Corrosive wear of multi-layer Fe-based coatings laser cladded from amorphous powders

Since amorphous alloys exhibit good wear and corrosion resistance, they are supposed to be applied as a candidate implant material. In this work, using laser cladding, Multi-layer Fe-based alloy coatings were fabricated from amorphous powders on 316L stainless steel (SS) substrate. When the number of cladding layers increases, the microstructure of the coating was mainly composed of gamma-Fe firstly, then evolved to gamma-Fe and alpha-Fe solid solutions, and then to a composite of amorphous and crystalline phases. The surface hardness of the coating was also enhanced consequently to over 1200 HV. During reciprocate sliding against an Alumina ball in a simulated body fluid (Ringer's solution), the volume loss and the coefficient of friction (COF) of the coatings generally decreased firstly and then increased with the number of cladding layers. During sliding at open circuit, the drop in open circuit potential (OCP) of all the Fe-based coatings, except for the 1-layer one, was not as significant as that of the 316 SS substrate.
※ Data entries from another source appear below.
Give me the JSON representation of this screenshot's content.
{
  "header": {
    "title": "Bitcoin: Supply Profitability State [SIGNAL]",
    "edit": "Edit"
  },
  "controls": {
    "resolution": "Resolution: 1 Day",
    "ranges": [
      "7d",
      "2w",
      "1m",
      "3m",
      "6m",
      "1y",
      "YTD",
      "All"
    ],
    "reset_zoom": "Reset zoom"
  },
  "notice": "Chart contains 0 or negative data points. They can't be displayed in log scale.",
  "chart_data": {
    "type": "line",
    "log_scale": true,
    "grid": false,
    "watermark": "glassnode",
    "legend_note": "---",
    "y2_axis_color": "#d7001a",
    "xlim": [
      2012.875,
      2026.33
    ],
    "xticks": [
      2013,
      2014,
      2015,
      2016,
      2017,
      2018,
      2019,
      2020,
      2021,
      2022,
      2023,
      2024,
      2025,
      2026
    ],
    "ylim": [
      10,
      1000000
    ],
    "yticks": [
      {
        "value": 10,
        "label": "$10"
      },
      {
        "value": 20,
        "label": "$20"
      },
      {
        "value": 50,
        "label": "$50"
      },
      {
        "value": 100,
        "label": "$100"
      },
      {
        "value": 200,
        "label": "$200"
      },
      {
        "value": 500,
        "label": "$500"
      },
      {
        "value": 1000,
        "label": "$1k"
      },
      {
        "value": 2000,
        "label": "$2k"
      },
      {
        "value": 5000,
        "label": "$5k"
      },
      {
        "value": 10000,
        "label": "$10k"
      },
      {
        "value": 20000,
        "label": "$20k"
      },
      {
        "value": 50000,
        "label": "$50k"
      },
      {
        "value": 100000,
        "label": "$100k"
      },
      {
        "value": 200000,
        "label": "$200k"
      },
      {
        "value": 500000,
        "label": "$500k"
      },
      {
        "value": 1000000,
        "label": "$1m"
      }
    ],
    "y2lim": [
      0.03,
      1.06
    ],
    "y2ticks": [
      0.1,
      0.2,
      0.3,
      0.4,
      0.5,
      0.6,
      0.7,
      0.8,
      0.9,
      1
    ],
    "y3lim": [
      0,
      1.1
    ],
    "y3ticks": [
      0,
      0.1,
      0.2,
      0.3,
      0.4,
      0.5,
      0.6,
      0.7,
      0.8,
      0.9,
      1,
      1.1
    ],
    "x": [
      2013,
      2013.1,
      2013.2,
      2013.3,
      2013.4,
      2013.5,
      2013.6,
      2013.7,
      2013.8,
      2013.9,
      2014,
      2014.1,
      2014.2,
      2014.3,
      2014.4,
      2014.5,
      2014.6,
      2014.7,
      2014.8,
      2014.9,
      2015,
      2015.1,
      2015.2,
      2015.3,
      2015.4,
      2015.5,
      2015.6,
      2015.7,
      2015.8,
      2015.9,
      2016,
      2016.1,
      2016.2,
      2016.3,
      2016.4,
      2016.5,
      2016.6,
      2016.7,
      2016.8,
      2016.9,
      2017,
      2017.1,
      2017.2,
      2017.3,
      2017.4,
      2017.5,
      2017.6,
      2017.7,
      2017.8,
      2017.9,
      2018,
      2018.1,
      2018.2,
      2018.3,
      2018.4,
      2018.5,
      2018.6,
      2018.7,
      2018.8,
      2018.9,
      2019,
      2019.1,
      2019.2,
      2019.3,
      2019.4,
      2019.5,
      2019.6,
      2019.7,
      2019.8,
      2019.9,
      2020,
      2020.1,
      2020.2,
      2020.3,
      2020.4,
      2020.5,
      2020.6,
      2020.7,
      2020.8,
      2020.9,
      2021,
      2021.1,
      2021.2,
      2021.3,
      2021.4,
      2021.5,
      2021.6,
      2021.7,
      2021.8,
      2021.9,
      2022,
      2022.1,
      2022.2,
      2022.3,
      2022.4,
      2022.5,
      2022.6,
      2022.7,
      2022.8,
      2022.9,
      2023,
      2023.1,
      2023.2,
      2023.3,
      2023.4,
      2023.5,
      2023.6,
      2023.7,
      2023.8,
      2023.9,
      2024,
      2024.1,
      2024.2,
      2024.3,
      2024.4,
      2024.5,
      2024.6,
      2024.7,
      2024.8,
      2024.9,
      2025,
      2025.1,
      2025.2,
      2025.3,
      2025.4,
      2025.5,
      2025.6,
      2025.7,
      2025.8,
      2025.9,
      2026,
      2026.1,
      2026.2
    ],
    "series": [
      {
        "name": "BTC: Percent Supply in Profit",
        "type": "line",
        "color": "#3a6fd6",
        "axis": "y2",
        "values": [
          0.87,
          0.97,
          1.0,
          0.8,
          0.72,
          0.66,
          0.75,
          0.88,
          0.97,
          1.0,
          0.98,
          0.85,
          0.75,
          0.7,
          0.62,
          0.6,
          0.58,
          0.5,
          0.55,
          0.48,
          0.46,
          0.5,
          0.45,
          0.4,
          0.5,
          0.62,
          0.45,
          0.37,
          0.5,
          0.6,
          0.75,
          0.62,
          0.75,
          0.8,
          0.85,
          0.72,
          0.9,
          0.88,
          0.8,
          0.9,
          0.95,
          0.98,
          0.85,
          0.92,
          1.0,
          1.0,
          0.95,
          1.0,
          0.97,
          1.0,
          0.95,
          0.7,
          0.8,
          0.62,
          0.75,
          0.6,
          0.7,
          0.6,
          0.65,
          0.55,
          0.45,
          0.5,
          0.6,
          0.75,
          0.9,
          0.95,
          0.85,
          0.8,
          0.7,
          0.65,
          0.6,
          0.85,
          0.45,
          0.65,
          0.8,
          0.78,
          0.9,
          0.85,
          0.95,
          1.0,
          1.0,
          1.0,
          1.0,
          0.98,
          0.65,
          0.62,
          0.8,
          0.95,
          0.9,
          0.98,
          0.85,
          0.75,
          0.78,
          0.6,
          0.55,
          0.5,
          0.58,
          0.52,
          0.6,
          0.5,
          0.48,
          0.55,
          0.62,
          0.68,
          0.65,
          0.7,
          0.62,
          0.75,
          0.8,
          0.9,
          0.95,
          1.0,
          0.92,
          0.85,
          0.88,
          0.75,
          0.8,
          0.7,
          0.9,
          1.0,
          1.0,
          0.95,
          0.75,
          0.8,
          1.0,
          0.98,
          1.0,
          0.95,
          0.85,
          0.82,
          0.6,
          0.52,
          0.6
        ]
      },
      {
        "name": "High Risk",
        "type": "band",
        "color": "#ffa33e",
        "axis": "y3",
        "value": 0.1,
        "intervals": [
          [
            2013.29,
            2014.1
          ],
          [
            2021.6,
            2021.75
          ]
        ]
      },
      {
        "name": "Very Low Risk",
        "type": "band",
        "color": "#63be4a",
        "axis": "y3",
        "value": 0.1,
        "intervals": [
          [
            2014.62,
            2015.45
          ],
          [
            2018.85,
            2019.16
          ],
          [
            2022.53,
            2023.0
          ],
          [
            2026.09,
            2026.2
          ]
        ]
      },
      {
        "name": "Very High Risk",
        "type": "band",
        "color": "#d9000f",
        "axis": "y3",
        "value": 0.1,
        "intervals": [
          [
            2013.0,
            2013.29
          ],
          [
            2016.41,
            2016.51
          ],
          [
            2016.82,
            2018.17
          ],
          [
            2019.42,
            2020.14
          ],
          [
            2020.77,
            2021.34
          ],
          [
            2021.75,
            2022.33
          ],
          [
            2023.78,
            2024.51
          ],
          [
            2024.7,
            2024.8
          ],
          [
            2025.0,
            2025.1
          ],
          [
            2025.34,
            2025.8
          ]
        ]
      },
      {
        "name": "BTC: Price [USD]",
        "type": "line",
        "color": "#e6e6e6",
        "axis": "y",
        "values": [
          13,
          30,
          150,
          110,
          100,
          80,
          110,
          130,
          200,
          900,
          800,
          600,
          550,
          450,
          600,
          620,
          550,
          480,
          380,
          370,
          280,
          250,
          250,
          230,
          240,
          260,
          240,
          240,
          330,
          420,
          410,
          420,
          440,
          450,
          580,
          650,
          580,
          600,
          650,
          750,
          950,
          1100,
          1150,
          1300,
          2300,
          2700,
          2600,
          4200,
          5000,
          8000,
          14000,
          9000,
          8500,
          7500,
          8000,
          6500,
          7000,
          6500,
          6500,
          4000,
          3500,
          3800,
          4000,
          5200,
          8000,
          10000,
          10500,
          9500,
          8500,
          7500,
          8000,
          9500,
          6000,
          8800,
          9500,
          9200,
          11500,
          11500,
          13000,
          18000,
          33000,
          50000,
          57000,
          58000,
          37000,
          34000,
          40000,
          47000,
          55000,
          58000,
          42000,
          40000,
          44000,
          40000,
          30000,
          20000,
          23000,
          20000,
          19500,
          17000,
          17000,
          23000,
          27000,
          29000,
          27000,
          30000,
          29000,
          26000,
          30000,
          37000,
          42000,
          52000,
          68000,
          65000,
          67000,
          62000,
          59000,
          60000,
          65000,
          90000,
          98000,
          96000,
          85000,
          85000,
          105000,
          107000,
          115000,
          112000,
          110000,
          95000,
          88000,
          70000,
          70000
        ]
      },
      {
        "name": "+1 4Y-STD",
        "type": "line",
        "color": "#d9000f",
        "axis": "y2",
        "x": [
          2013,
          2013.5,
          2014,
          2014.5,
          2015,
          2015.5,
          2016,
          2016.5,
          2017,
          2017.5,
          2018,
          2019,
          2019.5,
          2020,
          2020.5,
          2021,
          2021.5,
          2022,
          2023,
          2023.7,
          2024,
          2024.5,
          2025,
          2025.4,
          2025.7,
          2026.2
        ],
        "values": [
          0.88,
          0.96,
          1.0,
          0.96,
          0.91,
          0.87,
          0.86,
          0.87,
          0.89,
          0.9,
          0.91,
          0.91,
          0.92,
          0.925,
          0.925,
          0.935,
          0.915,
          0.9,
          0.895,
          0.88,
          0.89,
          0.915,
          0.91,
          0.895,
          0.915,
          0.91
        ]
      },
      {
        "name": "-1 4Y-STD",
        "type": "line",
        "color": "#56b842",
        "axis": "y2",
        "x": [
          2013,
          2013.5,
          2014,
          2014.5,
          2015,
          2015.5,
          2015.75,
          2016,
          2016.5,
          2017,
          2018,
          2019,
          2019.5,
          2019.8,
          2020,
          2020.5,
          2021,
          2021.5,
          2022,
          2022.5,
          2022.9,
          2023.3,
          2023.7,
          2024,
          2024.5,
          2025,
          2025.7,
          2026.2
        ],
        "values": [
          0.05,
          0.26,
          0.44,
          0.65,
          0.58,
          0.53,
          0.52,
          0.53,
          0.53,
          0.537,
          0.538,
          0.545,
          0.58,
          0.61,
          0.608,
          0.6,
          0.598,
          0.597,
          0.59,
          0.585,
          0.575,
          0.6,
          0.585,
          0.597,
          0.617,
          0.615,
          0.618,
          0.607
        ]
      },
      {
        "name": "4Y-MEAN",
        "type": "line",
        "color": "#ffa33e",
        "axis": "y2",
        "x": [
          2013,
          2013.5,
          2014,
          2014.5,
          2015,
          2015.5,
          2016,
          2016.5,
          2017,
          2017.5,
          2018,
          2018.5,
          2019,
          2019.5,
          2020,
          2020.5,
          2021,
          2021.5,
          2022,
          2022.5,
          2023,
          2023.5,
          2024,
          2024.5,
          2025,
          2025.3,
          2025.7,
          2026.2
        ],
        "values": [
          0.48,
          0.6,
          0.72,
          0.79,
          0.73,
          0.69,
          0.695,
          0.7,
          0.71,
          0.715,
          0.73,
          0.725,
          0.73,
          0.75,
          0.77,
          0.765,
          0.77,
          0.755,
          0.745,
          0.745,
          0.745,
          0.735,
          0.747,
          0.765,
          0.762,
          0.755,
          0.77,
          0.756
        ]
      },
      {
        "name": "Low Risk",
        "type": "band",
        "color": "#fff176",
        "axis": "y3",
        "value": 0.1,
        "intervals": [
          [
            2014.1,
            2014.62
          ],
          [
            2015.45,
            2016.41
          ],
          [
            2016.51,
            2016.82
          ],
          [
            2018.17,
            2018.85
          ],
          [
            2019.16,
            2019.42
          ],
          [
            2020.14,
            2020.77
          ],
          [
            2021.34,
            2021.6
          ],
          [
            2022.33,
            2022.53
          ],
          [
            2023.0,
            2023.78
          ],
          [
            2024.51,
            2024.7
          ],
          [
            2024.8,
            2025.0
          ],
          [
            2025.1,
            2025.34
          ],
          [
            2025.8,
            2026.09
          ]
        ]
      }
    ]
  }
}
Moreover, when applying a cathodic potential during sliding, no obvious protective effect was obtained for the coatings, which indicates that the multi-layer Fe-based coatings possess a good corrosion-induced wear resistance in comparison to 316L SS. Because of the formation of an electric double layer, the fixed potential of 100 mV(SCE) or -600 mV(SCE) was beneficial to reduce the COF, especially for 316L SS. The tribocorrosion at OCP showed that the 2-layer coating possessed the best corrosive wear resistance, and its COF and volume loss were about 3 and 5.6 times lower than those of the substrate. The material loss in Ringer's solution at OCP is mainly controlled by the mechanical wear for the coatings and the synergism between corrosion and wear for the substrate. Furthermore, this work provides a way to optimize the tribology system by adjusting the number of cladding layers to reduce COF and wear in a simulated body fluid.